How the rise of supermarkets left out black America

By Nathaniel Meyersohn

Detroit, a city of around 700,000 residents, 78% of whom are black, is a case study for how the trend of supermarket chains pulling out of black areas in cities and focusing on middle-class suburbs is playing out. In 2013, Whole Foods opened in Detroit. For years, Detroit did not have a major supermarket chain in the city. There are just three major supermarkets in the city — Two regional chain Meijer stores and a Whole Foods. For seven years in the mid-2000s, Detroit didn't even have a large grocery chain, in part the result of a long history of white flight from the city and underinvestment. Around 30,000 people in Detroit don't have access to a full-scale grocer, according to a 2017 Detroit Food Policy Council report, and there are no black-owned grocery stores in the city.

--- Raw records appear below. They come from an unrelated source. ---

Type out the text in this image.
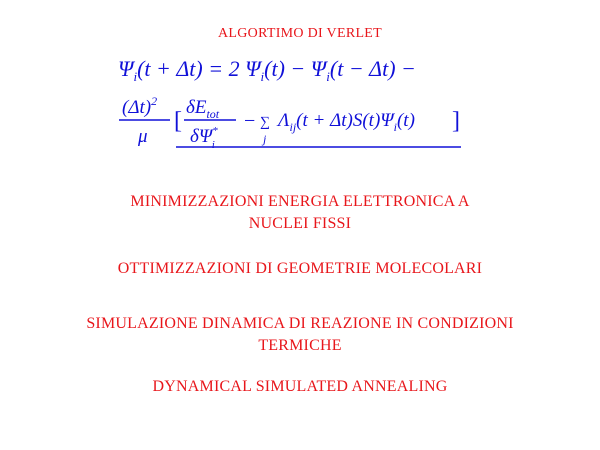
ALGORTIMO DI VERLET
$\Psi_i(t + \Delta t) = 2$ $\Psi_i(t) - \Psi_i(t - \Delta t)$ −
$(\Delta t)^2$
μ
[
$\delta E_{tot}$
δΨ* i
− ∑
j
$\Lambda_{ij}(t + \Delta t)S(t)\Psi_i(t)$ ]
MINIMIZZAZIONI ENERGIA ELETTRONICA A
NUCLEI FISSI
OTTIMIZZAZIONI DI GEOMETRIE MOLECOLARI
SIMULAZIONE DINAMICA DI REAZIONE IN CONDIZIONI
TERMICHE
DYNAMICAL SIMULATED ANNEALING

The majority of the city is served by around 70 independent grocery stores, said Alex Hill, director of the Detroit Food Map Initiative and an adjunct professor in Wayne State University's Center for Urban Studies. The story in two neighboring white counties is decidedly different. Washtenaw County had eight major supermarkets, and Macomb County had 27 major supermarkets, according to Hill. "Locally, we've seen grocer flight," he said. "You can find Kroger stores in a ring around the city, but none inside the border of Detroit." Kroger declined to comment.